Art. 1.464 – Tem o credor direito a verificar o estado do veículo empenhado, inspecionando-o onde se achar, por si ou por pessoa que credenciar.
Lei 10.406/2002 – Acesso em 02/03/2026
O Artigo 1.464 do Código Civil de 2002 confere ao credor hipotecário de veículo automotor um importante direito acessório: o de verificar o estado do bem empenhado. Este dispositivo, inserido no capítulo da hipoteca de veículos, visa proteger a garantia real, assegurando que o bem não sofra depreciação indevida que possa comprometer a satisfação do crédito. A prerrogativa de inspeção pode ser exercida pessoalmente pelo credor ou por um procurador devidamente credenciado, em qualquer local onde o veículo se encontre.

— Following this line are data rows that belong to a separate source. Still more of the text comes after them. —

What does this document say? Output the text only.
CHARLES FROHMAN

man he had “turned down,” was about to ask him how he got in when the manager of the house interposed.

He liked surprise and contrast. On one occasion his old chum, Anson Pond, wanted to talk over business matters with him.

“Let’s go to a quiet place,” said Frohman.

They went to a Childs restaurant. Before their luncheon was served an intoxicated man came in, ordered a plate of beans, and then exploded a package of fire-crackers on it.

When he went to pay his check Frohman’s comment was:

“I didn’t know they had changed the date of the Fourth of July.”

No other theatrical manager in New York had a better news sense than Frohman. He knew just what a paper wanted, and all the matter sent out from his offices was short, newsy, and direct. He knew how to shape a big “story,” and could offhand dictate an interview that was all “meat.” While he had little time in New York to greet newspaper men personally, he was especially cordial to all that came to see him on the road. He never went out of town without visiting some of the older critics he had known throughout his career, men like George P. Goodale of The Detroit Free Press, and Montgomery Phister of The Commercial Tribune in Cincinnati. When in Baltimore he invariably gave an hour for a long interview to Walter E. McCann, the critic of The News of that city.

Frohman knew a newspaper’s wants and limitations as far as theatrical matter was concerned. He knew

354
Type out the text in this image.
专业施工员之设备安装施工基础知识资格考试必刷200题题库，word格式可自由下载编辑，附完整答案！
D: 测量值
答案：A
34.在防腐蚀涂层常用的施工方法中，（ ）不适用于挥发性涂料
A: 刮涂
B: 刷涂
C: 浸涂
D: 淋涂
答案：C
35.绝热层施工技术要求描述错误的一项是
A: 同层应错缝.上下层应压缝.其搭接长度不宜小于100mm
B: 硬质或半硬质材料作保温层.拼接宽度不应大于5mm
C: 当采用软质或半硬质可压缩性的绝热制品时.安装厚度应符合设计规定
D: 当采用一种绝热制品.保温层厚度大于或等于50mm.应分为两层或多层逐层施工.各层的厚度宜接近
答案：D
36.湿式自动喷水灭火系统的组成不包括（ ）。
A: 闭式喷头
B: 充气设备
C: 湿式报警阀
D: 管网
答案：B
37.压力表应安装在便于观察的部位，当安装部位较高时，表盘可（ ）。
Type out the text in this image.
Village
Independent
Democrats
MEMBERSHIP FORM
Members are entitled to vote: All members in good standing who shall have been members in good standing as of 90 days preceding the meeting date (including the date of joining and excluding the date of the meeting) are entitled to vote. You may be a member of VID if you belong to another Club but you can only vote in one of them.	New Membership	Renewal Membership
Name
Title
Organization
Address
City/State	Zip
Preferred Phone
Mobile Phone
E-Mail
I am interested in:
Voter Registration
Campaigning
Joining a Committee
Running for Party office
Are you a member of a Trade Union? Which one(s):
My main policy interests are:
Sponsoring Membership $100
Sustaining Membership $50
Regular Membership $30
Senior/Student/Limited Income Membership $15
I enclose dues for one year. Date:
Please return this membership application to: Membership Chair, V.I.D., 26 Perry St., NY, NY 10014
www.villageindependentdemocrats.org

A natureza jurídica deste direito é de uma faculdade fiscalizatória, essencial para a manutenção da integridade da garantia. Embora o dispositivo não preveja sanções diretas para o caso de recusa do devedor em permitir a vistoria, a doutrina e a jurisprudência entendem que tal recusa pode configurar violação do dever de guarda e conservação do bem, podendo ensejar medidas judiciais como a busca e apreensão do veículo ou a antecipação do vencimento da dívida, conforme a gravidade da situação e o risco iminente à garantia. A finalidade é mitigar o risco de deterioração ou desvio do bem.
Na prática advocatícia, este artigo é crucial para a gestão de garantias reais, especialmente em contratos de financiamento de veículos. Advogados devem orientar seus clientes credores a exercerem este direito preventivamente, documentando as vistorias e eventuais irregularidades. A recusa injustificada do devedor em permitir a inspeção pode ser um forte indício de má-fé ou de risco de perda da garantia, justificando a adoção de medidas judiciais protetivas. Conforme análises realizadas pelo sistema de inteligência artificial jurídica Redizz, que mapeia a legislação brasileira, a aplicação deste artigo é frequentemente invocada em ações de execução ou busca e apreensão, reforçando a posição do credor.
É fundamental que a inspeção seja realizada de forma a não perturbar indevidamente a posse do devedor, respeitando os limites da razoabilidade e da boa-fé objetiva. Qualquer abuso por parte do credor no exercício deste direito pode ser questionado judicialmente. Assim, o Art. 1.464 do Código Civil equilibra a necessidade de proteção da garantia com o respeito à posse legítima do devedor, sendo um instrumento vital na segurança jurídica das operações de crédito com garantia veicular.